Pay attention to how this story is placed on the First Sunday in Lent. This tells us something important about how we are called to read it and integrate it into our Lenten practice. It teaches us two important things, at least: one, that there are consequences to human action within creation. It is a complex story, to be sure, and it raises questions about God’s decision to destroy what God had deemed good. Faithful Jews, Muslims, and Christians have been challenged by this dynamic for centuries, and at a minimum it teaches us to pay attention to God’s active presence in the world. Perhaps Jesus picked up on this dynamic reality later in the Gospel of John when he said “The Spirit blows where it will.” We cannot put God into a box, and we do not get to define how God acts.

Perhaps there is a deep lesson for us today in how there are consequences for our actions. We live in a culture where we like to think there are no consequences, that we are “free” to do whatever we want to do–provided we have the resources to do so. I love how, in the Babylonian and Sumerian tellings, the gods just felt like the humans were too loud. They bothered their atmosphere, so something needed to happen. In the Hebrew interpretation, something had gone off course, and human beings had begun using their ability to choose not in a way that was aligned with God’s plan but in a way that was self-centered and sinful. 

So, there is this piece of the story that we pay attention to for sure, but perhaps in Lent what is actually most challenging is that the blessing God gives at the end of the story here is for all creation. For us who live in a zero-sum culture that pits people against one another in a tiresome game of “who is in and who is out,” the reality of God’s covenant extending, as God says to Noah, to you and your descendants after you, and with every living creature that is with you, the birds, the domestic animals, and every animal of the earth with you challenges any understanding of tribes or clubs or select groups having a monopoly on God’s blessing.

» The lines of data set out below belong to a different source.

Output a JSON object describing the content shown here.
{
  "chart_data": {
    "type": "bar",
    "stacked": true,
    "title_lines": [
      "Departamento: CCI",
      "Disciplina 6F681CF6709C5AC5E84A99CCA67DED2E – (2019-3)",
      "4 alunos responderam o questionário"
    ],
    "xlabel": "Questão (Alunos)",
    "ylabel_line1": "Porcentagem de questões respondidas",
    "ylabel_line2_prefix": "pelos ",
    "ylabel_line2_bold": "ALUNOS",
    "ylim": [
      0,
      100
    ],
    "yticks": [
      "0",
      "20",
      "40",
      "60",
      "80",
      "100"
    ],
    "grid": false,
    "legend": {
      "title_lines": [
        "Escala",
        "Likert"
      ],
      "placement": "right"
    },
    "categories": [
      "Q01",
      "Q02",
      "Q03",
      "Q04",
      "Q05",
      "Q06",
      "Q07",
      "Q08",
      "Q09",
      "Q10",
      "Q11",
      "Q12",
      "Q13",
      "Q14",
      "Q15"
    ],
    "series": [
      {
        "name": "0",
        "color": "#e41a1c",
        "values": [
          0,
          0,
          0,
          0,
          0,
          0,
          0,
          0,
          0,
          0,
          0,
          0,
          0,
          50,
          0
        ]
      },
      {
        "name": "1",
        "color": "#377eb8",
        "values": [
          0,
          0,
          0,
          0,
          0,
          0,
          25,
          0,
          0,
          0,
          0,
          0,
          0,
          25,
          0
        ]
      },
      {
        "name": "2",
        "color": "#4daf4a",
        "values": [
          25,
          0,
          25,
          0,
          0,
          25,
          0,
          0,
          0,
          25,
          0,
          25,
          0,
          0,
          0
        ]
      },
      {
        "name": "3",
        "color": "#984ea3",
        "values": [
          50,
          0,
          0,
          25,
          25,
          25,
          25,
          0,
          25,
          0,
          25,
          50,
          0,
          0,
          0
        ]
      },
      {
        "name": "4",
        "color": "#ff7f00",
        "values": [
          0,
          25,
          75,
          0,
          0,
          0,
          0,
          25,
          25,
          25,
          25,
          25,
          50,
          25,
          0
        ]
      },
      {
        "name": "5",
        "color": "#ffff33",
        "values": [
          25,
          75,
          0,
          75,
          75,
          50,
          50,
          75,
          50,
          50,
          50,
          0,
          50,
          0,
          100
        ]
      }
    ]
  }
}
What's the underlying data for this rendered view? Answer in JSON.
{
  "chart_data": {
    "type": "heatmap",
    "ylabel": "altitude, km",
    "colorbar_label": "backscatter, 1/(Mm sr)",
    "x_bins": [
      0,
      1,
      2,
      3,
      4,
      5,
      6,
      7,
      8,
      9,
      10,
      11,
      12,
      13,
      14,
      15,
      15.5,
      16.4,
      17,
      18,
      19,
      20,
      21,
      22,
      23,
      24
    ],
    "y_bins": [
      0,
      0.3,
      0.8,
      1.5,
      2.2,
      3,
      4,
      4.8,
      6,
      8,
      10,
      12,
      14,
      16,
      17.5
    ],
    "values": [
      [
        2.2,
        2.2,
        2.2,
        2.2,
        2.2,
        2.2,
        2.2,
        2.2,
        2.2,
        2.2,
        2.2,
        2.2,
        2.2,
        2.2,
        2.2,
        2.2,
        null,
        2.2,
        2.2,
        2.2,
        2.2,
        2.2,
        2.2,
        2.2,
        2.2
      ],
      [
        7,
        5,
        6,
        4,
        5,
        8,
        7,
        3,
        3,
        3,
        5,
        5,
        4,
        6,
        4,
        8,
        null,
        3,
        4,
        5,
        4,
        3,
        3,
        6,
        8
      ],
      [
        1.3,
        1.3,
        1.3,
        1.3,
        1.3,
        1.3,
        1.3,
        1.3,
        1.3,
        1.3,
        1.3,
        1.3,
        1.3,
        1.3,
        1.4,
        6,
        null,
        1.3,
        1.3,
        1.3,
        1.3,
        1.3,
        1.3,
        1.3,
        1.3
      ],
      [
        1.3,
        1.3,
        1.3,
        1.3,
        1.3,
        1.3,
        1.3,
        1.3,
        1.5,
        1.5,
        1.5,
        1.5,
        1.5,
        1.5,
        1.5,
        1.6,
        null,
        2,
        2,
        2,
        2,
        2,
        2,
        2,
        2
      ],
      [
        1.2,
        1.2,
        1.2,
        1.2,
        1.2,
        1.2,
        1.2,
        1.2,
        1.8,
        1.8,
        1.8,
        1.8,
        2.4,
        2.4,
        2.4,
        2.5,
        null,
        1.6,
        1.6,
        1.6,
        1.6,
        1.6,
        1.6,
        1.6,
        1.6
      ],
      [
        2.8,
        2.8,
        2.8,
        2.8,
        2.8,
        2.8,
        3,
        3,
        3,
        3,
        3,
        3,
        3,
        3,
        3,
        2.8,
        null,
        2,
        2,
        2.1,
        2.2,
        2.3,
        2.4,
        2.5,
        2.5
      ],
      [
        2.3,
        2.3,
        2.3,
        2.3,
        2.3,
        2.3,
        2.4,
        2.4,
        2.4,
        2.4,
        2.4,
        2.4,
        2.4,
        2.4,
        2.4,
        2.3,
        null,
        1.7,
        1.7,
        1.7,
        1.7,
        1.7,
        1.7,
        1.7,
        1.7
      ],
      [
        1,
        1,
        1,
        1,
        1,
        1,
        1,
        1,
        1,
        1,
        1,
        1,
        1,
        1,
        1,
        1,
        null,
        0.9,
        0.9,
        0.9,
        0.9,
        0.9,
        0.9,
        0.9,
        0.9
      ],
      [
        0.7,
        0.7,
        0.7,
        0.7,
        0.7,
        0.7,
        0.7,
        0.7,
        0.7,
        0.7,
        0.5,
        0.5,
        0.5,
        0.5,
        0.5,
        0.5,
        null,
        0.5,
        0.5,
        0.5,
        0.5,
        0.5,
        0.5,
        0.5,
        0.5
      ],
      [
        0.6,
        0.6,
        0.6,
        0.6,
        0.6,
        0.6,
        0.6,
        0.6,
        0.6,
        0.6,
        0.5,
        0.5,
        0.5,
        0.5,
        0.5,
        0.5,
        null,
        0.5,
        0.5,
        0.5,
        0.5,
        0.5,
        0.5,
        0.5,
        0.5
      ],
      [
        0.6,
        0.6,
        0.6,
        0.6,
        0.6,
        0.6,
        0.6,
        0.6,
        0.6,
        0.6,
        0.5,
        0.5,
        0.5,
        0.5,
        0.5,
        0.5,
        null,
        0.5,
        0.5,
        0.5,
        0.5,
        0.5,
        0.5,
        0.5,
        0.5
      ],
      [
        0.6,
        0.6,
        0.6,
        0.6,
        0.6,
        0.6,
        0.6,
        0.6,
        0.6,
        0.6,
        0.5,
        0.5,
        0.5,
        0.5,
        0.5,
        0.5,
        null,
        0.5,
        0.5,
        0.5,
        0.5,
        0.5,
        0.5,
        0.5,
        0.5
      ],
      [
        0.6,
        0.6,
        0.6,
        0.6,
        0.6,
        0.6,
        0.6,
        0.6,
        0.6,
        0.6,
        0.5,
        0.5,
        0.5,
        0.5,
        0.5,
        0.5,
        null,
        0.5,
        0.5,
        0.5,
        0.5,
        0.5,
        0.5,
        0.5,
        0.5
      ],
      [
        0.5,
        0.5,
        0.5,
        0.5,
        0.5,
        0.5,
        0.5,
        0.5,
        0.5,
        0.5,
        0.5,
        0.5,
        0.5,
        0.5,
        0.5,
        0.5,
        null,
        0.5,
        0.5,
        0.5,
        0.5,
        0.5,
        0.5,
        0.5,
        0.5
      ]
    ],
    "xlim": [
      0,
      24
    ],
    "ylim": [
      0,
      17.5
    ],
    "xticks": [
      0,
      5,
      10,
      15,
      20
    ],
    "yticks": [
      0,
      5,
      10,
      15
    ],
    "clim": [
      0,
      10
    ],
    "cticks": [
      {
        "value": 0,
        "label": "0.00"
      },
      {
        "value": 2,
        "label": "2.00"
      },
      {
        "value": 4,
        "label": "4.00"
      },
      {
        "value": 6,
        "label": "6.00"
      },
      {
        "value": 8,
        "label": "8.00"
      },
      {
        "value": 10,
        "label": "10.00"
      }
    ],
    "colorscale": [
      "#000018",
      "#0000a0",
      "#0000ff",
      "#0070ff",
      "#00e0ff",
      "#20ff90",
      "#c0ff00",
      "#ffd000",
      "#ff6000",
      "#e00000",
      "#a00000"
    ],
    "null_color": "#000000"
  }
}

The truth of such a radical embrace that this story points to is picked up in that great poem by the Sufi Muslim Jalal al-Din Rumi, of course:

Beyond

Out beyond ideas of wrongdoing and rightdoing,

there is a field.

I’ll meet you there.

When the soul lies down in that grass,

the world is too full to talk about.

Ideas,

language,

even the phrase “each other”

doesn’t make any sense.

Even though rainbows are made of refracted light and have no substance in themselves, the reality of their spaciousness is a fantastic Lenten meditation on how all is held within the blessing of God’s own life. As they stretch across the sky, they become powerful metaphors that challenge us to become aware of the self-centered boundaries we impose. As we pause and pay attention to our impulse to establish a boundary, perhaps we see how that impulse is driven by our need to control and exert power, which is, itself, so often fueled by fear and a misguided perspective of scarcity. We think, “there can only be so much blessing from God, and so I need to do what I can to get it, and once I believe I have it, then I start to believe that I actually understand it and even control it.”

But we do not control grace. God’s grace is not something that we can doll out to those we deem worthy. We cannot contain it. We can only stand before it, in utter awe of God’s movement in the world, of the life-giving Spirit we Christians see in Jesus Christ whose arms themselves stretch out like the rainbow to embrace all. And when we find ourselves in our own darkened rooms and see the light pour out before our eyes, and we hear, yet again, God’s promise saying, This is the sign of the covenant that I have established between me and all flesh that is on the earth, the only response is gratitude.